How many times have you read a script and known what was coming? Don't you love that feeling when you read something and get what you were totally not expecting? A story that keeps you eagerly wondering "what comes next?" is one to be thoroughly enjoyed. The more surprised we are, the better.

Cliches. Tropes. Clams. Old reliables. Whatever you want to call them, writers with less experience use them because they've worked before. It takes a lot of effort to NOT use them.

The challenge is to come up with a new way to present these old ideas. "Familiar yet different," as the saying goes.

It can be a little intimidating to take those first steps into unfamiliar territory, but you want the journey the reader takes through the story to be memorable, right? So why not take that chance and head in a new direction?

Go through your latest draft. Are there elements to it that feel tired or overused? You'll know them when you see them. Is there a different way to do or say the same thing?

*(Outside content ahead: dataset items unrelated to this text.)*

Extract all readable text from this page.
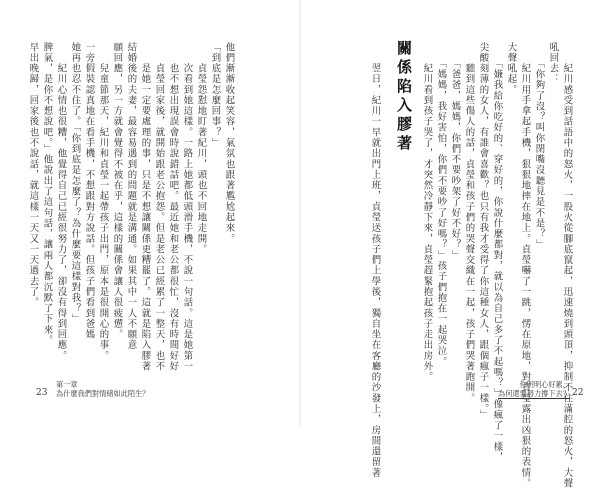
他們漸漸收起笑容，氣氛也跟著尷尬起來。
「到底是怎麼回事？」
　　貞瑩怨懟地盯著紀川，頭也不回地走開。
　　次看到她這樣。一路上她都低頭滑手機，不說一句話。這是她第一
　　也不想出現誤會時說錯話吧。最近她和老公都很忙，沒有時間好好
　　貞瑩回家後，就開始跟老公抱怨。但是老公已經累了一整天，也不
　　是她一定要處理的事，只是不想讓關係更糟罷了。這就是陷入膠著
結婚後的夫妻，最容易遇到的問題就是溝通。如果其中一人不願意
願回應，另一方就會覺得不被在乎，這樣的關係會讓人很疲憊。
　　兒童節那天，紀川和貞瑩一起帶孩子出門，原本是很開心的事。
一旁假裝認真地在看手機，不想跟對方說話。但孩子們看到爸媽
她再也忍不住了。「你到底是怎麼了？為什麼要這樣對我？」
　　紀川心情也很糟，他覺得自己已經很努力了，卻沒有得到回應。
脾氣，是你不想說吧。」他說出了這句話，讓兩人都沉默了下來。
早出晚歸，回家後也不說話，就這樣一天又一天過去了。
23
第一章
為什麼我們對情緒如此陌生？	　　紀川感受到話語中的怒火，一股火從腳底竄起，迅速燒到頭頂，抑制不住滿腔的怒火，大聲
吼回去：
　　「你夠了沒？叫你閉嘴沒聽見是不是？」
　　紀川用手拿起手機，狠狠地摔在地上。貞瑩嚇了一跳，愣在原地，對貞瑩露出凶狠的表情。
大聲吼起。
　　「嫌我給你吃好的、穿好的，你說什麼都對，就以為自己多了不起嗎？」像瘋了一樣，
尖酸刻薄的女人，有誰會喜歡？也只有我才受得了你這種女人，跟個瘋子一樣。」
　　聽到這些傷人的話，貞瑩和孩子們的哭聲交織在一起，孩子們哭著跑開。
　　「爸爸，媽媽，你們不要吵架了好不好？」
　　「媽媽，我好害怕，你們不要吵了好嗎？」孩子們抱在一起哭泣。
　　紀川看到孩子哭了，才突然冷靜下來，貞瑩趕緊抱起孩子走出房外。
關係陷入膠著
　　翌日，紀川一早就出門上班，貞瑩送孩子們上學後，獨自坐在客廳的沙發上，房間還留著	你明明心好累，
為何還要努力撐下去？ 22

You can even go so far as to imagine "What's the least likely thing that could happen/be said here, but still takes the story in the right direction?"

Try it. You might be surprised. And if you're surprised, chances are the reader will be too.

Dawn Gonchar

Good advice Paul. Not that I haven't heard it before; but it always bears repeating. Good timing too; I'm working on a rewrite now :)

Kristy Leigh Lussier

This is a great post/question/point to consider. I just finished (within the last few years) two feature scripts. One is a Rom-Com (with my writing partner). The other a Sports drama. In getting feedback/notes for both, I see a WIDE range of opinion on this. More so the Rom-Com than anything... because, well, let's be honest... a Rom-Com (supposedly) follows a pretty basic, straight forward narrative outline (meaning there are like 7 tropes or old reliable "beats" that must be hit for it to be a tried & true Rom-Com?)

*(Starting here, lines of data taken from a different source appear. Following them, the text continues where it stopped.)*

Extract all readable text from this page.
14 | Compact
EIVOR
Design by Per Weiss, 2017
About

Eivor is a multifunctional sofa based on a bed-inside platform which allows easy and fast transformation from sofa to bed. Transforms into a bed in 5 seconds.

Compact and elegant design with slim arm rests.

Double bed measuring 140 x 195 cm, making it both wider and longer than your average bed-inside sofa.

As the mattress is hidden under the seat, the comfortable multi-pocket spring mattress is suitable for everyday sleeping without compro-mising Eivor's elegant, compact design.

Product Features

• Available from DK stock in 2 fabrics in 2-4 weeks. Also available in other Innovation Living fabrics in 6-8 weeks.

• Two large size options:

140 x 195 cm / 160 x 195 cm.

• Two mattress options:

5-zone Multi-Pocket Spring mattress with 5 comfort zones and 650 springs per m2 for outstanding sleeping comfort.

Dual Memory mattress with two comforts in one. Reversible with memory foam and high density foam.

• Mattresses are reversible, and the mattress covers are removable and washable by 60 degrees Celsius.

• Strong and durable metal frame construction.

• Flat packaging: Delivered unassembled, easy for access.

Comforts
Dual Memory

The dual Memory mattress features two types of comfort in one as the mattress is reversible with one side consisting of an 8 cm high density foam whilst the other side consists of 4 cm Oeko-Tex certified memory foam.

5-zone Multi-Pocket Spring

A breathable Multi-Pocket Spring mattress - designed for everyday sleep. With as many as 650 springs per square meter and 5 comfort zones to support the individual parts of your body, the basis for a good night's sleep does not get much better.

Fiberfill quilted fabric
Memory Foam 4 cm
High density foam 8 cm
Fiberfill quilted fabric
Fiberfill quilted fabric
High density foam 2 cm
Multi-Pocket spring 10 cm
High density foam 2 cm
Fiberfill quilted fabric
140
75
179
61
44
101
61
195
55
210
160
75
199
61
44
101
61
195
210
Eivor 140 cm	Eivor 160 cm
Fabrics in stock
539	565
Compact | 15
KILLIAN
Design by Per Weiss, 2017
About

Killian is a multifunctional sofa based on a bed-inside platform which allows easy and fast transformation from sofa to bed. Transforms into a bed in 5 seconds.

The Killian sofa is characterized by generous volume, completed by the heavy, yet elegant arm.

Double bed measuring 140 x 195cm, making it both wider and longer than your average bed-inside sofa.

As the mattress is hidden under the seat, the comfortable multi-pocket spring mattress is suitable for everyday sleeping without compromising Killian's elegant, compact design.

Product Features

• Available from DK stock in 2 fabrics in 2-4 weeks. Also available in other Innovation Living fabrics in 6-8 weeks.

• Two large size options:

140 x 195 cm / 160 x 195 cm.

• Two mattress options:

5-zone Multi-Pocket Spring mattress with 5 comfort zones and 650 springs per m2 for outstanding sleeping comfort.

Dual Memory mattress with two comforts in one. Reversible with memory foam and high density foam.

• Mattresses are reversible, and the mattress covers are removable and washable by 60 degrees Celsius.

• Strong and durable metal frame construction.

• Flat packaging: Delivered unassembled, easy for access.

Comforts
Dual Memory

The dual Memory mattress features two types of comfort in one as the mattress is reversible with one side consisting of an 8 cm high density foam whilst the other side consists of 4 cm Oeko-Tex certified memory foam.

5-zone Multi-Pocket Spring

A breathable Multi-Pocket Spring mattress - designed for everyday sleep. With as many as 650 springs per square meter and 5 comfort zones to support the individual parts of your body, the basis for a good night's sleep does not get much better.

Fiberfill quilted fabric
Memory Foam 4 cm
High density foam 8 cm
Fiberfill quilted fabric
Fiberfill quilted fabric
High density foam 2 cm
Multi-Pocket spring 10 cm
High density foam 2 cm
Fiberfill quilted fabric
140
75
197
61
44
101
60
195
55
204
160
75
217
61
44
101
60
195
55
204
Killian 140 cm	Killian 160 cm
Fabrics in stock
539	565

--- So while we get feedback that we did a great job of molding these into the flow of the narrative, sometimes we are actually criticized for NOT hitting those beats exactly as they should be done in a "traditional Rom-Com" --- and we are damned if we do/damned if we don't kinda scenario, depending on the reader it seems. We do find we have strength in "what's the least likely thing to happen here...." -- yet the reader was extremely thrown off saying "this doesn't seem to make sense, it's 'too' off for what a Rom-com would do..." though we know it still has purpose and does take the story in the right direction.

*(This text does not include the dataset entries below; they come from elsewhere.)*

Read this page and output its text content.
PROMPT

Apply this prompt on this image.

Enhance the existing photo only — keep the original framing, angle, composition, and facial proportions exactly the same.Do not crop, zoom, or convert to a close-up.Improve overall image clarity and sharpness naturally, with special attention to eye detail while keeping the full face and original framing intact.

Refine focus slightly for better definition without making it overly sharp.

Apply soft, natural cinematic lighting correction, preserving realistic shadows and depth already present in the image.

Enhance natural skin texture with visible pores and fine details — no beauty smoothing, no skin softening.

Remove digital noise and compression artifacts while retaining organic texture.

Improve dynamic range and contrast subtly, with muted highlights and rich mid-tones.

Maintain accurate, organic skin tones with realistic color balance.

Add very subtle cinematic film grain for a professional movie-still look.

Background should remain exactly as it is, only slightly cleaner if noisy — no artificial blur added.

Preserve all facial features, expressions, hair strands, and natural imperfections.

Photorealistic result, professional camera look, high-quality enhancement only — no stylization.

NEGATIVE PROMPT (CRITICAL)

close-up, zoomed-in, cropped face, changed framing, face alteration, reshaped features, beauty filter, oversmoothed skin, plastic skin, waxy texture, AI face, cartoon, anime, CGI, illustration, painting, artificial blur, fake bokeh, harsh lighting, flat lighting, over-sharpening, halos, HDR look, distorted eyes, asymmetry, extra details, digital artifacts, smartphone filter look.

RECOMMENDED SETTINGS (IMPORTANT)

But I can certainly see what you are referring to and it's great advice/stuff to think about! :)

Adam Harper

Hi Paul, good post. I watched the Shape of Water earlier this week and a lot of what you said fits with how I felt about it. A great, gorgeous film but a lot of the structure walked hand in hand with other similar films albeit with some subtle twists. I read an interview with a screenwriter (S Craig Zahler) who said they always try and surprise themselves. I like this advice and try implement it in my work. I believe there is still room to have a unique voice in a traditionally structured script.

Sam Borowski

Adam, after winning Best Picture and Best Director and even possibly surprising themselves at the Box-Office, not sure The Shape of Water will be struck hard by your criticism.

Adam Harper

Sam, true, it's a shame because I'd really hoped my comment would go viral and oust Guillermo as a fraud. I'm kidding, they took my money, I enjoyed the film. My comment was intended to be about how I picked up on parallels in the story's structure to other movies. The more I read/learn about writing screenplays the more apparent things like this have become for me, it's not a bad thing.

Dan MaxXx

Adam Harper that's great screenwriting. Familiar stories with a twist. The endgame is a produced movie.

Bill Costantini

When I saw The Shape of Water, I haven't seen an audience react that emotionally in a long time. Mr. del Toro sure knows how to make great films, and sure knows how to make the fantastic seem real.